What Marchionne Wants, Marchionne Gets — Sometimes

Wall Street Journal - May 24, 2013

Chrysler/Fiat CEO Sergio Marchionne, who is known for getting his way even if that means bruising rivals, has made it clear that he seeks to make a deal to own all of Chrysler Group LLC.

Get the details as analysts wonder if Marchionne can make it happen.

The chief executive of Chrysler Group LLC and majority owner Fiat SpA aims to have the Italian company buy full control of the U.S. auto maker and publicly sell shares on a U.S. stock exchange, a maneuver likely to include a complicated chain reaction that could mean more than $20 billion in deals.

That is almost as big as the $23 billion initial public offering by General Motors Co. in 2010. The stock sale delivered a $260 million payday to banks that worked on the deal. Mr. Marchionne’s ambitions are causing the biggest U.S. and European banks to circle.

Mr. Marchionne has been working on two elements of his plan for months. One is a bid to raise new financing for Fiat to give the company a financial cushion as it works through the pieces of his overall strategy.

The second piece: acquiring the 41.5% stake in Chrysler now held by a trust fund that provides health care for Chrysler’s retired workers. That deal is bogged down in court.

Last year, Fiat exercised an option to buy a 3.3% stake from the trust fund, known as a voluntary employee beneficiary association, or VEBA. The fund is willing to sell, but the two sides are at odds over the price.

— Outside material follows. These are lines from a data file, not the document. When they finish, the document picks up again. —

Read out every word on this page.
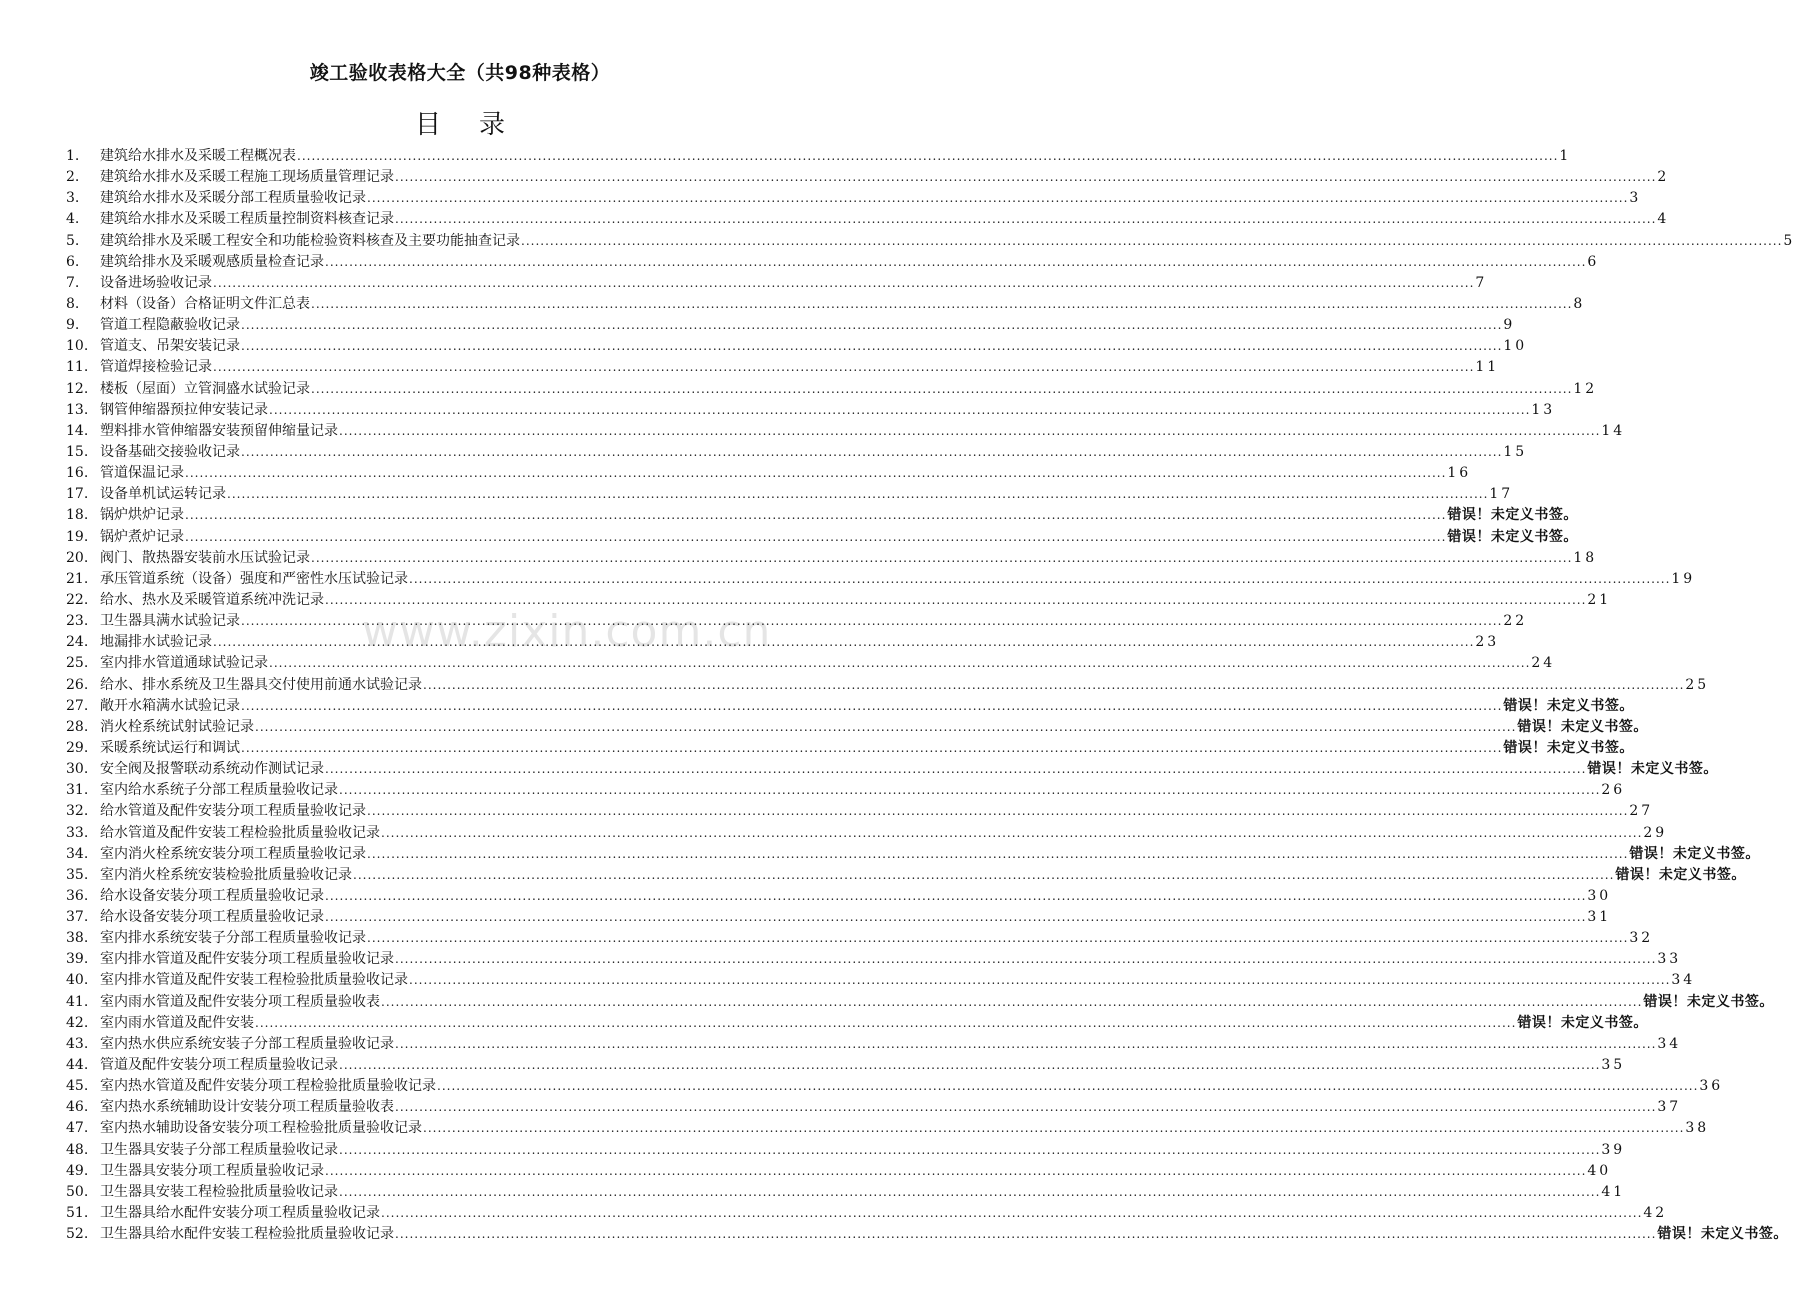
竣工验收表格大全（共98种表格）
目录
www.zixin.com.cn
1.	建筑给水排水及采暖工程概况表 .....	1
2.	建筑给水排水及采暖工程施工现场质量管理记录 .....	2
3.	建筑给水排水及采暖分部工程质量验收记录 .....	3
4.	建筑给水排水及采暖工程质量控制资料核查记录 .....	4
5.	建筑给排水及采暖工程安全和功能检验资料核查及主要功能抽查记录 .....	5
6.	建筑给排水及采暖观感质量检查记录 .....	6
7.	设备进场验收记录 .....	7
8.	材料（设备）合格证明文件汇总表 .....	8
9.	管道工程隐蔽验收记录 .....	9
10. 管道支、吊架安装记录 .....	10
11. 管道焊接检验记录 .....	11
12. 楼板（屋面）立管洞盛水试验记录 .....	12
13. 钢管伸缩器预拉伸安装记录 .....	13
14. 塑料排水管伸缩器安装预留伸缩量记录 .....	14
15. 设备基础交接验收记录 .....	15
16. 管道保温记录 .....	16
17. 设备单机试运转记录 .....	17
18. 锅炉烘炉记录 .....	错误！未定义书签。
19. 锅炉煮炉记录 .....	错误！未定义书签。
20. 阀门、散热器安装前水压试验记录 .....	18
21. 承压管道系统（设备）强度和严密性水压试验记录 .....	19
22. 给水、热水及采暖管道系统冲洗记录 .....	21
23. 卫生器具满水试验记录 .....	22
24. 地漏排水试验记录 .....	23
25. 室内排水管道通球试验记录 .....	24
26. 给水、排水系统及卫生器具交付使用前通水试验记录 .....	25
27. 敞开水箱满水试验记录 .....	错误！未定义书签。
28. 消火栓系统试射试验记录 .....	错误！未定义书签。
29. 采暖系统试运行和调试 .....	错误！未定义书签。
30. 安全阀及报警联动系统动作测试记录 .....	错误！未定义书签。
31. 室内给水系统子分部工程质量验收记录 .....	26
32. 给水管道及配件安装分项工程质量验收记录 .....	27
33. 给水管道及配件安装工程检验批质量验收记录 .....	29
34. 室内消火栓系统安装分项工程质量验收记录 .....	错误！未定义书签。
35. 室内消火栓系统安装检验批质量验收记录 .....	错误！未定义书签。
36. 给水设备安装分项工程质量验收记录 .....	30
37. 给水设备安装分项工程质量验收记录 .....	31
38. 室内排水系统安装子分部工程质量验收记录 .....	32
39. 室内排水管道及配件安装分项工程质量验收记录 .....	33
40. 室内排水管道及配件安装工程检验批质量验收记录 .....	34
41. 室内雨水管道及配件安装分项工程质量验收表 .....	错误！未定义书签。
42. 室内雨水管道及配件安装 .....	错误！未定义书签。
43. 室内热水供应系统安装子分部工程质量验收记录 .....	34
44. 管道及配件安装分项工程质量验收记录 .....	35
45. 室内热水管道及配件安装分项工程检验批质量验收记录 .....	36
46. 室内热水系统辅助设计安装分项工程质量验收表 .....	37
47. 室内热水辅助设备安装分项工程检验批质量验收记录 .....	38
48. 卫生器具安装子分部工程质量验收记录 .....	39
49. 卫生器具安装分项工程质量验收记录 .....	40
50. 卫生器具安装工程检验批质量验收记录 .....	41
51. 卫生器具给水配件安装分项工程质量验收记录 .....	42
52. 卫生器具给水配件安装工程检验批质量验收记录 .....	错误！未定义书签。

An expected court ruling in July will help provide a formula for setting a price for part of the stake. The two sides will then have to negotiate separately on a price for Fiat to buy the rest. If an agreement isn’t reached, the fund aims to sell its shares in an IPO. But that would be a costly step and make it harder for Fiat to end up with 100% of Chrysler.

Mr. Marchionne has said that Fiat, which ended its latest quarter with €11.1 billion ($14.4 billion) in cash, has enough liquidity to buy out the stake [NOTE: analysts disagree] which could cost anywhere from $1.75 billion to $4.27 billion based on Fiat and trust calculations.